La mission française d'information parlementaire sur l'Iran a
acquis la certitude que le programme nucléaire de Téhéran a des visées
militaires. Les
Israéliens le disent haut et fort depuis longtemps. Mais l'Agence
internationale pour l'énergie atomique a longtemps tergiversé, laissant
presque à l'Iran le bénéfice du doute. Le député socialiste Jean-Louis
Bianco, en a, lui, «la certitude» : le programme nucléaire iranien a
des visées militaires. Pire : il pourrait produire sa première bombe
atomique entre 2009 et 2010. C'est l'une des principales
conclusions du rapport de la commission des affaires étrangères, dont
la mission d'information sur l'Iran a planché pendant un an sur le
dossier et recueilli les témoignages de nombreux experts, en Iran et
ailleurs. «Les Iraniens ont enrichi 1 600 kilos d'uranium mais
sont incapables de fournir une réponse, de produire un projet concret
lorsqu'on les interroge sur l'avancée de leur programme civil.
Pourquoi ?», demande Jean-Louis Bianco, qui a présidé la mission.

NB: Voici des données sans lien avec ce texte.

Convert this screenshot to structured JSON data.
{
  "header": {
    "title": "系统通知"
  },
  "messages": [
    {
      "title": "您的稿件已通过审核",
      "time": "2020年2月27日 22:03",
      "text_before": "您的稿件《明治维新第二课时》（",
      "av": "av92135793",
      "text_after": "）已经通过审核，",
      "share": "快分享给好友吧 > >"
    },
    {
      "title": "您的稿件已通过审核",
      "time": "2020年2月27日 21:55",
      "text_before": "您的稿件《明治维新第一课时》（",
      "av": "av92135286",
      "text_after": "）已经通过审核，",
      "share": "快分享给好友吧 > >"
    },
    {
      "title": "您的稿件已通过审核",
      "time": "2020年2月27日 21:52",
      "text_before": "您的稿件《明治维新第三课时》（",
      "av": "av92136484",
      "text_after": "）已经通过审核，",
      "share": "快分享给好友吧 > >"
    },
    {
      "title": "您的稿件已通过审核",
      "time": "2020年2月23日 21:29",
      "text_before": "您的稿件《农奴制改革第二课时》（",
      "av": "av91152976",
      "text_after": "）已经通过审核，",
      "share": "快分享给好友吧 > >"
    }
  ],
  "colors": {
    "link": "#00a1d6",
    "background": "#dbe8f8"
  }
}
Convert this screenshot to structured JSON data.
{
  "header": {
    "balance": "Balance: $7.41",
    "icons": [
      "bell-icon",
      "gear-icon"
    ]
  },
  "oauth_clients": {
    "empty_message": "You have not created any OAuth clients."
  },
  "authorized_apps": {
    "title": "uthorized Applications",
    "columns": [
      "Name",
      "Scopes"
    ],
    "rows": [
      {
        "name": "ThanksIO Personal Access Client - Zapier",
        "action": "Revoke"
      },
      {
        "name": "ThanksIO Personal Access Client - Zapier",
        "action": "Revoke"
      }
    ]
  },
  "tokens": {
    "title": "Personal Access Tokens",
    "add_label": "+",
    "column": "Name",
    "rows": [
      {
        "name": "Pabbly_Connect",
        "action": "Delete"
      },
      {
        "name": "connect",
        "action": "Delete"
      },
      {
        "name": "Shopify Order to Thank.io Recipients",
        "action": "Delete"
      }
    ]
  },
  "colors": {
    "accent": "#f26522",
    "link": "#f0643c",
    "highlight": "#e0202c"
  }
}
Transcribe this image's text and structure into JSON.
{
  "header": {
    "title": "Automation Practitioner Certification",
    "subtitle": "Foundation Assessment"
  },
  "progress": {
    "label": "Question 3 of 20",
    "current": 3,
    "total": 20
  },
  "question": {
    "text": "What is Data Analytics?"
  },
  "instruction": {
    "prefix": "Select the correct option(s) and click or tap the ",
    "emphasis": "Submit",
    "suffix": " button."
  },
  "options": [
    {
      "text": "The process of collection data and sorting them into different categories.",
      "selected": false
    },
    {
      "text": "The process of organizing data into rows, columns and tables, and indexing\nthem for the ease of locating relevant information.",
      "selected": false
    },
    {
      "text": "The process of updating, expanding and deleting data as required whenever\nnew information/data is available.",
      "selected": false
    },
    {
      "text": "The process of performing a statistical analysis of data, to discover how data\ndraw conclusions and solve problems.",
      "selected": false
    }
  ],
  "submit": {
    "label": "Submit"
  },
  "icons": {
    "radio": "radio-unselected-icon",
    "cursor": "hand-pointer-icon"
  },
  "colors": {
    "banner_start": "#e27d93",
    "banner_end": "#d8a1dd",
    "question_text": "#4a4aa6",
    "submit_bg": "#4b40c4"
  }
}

Autre information : «Téhéran possède les plans de la bombe nucléaire,
sans doute obtenus grâce à la filière pakistanaise. Les Iraniens ont
aussi développé un programme de miniaturisation de la bombe.» Enfin,
les missiles balistiques longue portée Sahab 3, équipés de nouvelles
têtes, placent désormais à portée de tir iranien Israël et l'Europe.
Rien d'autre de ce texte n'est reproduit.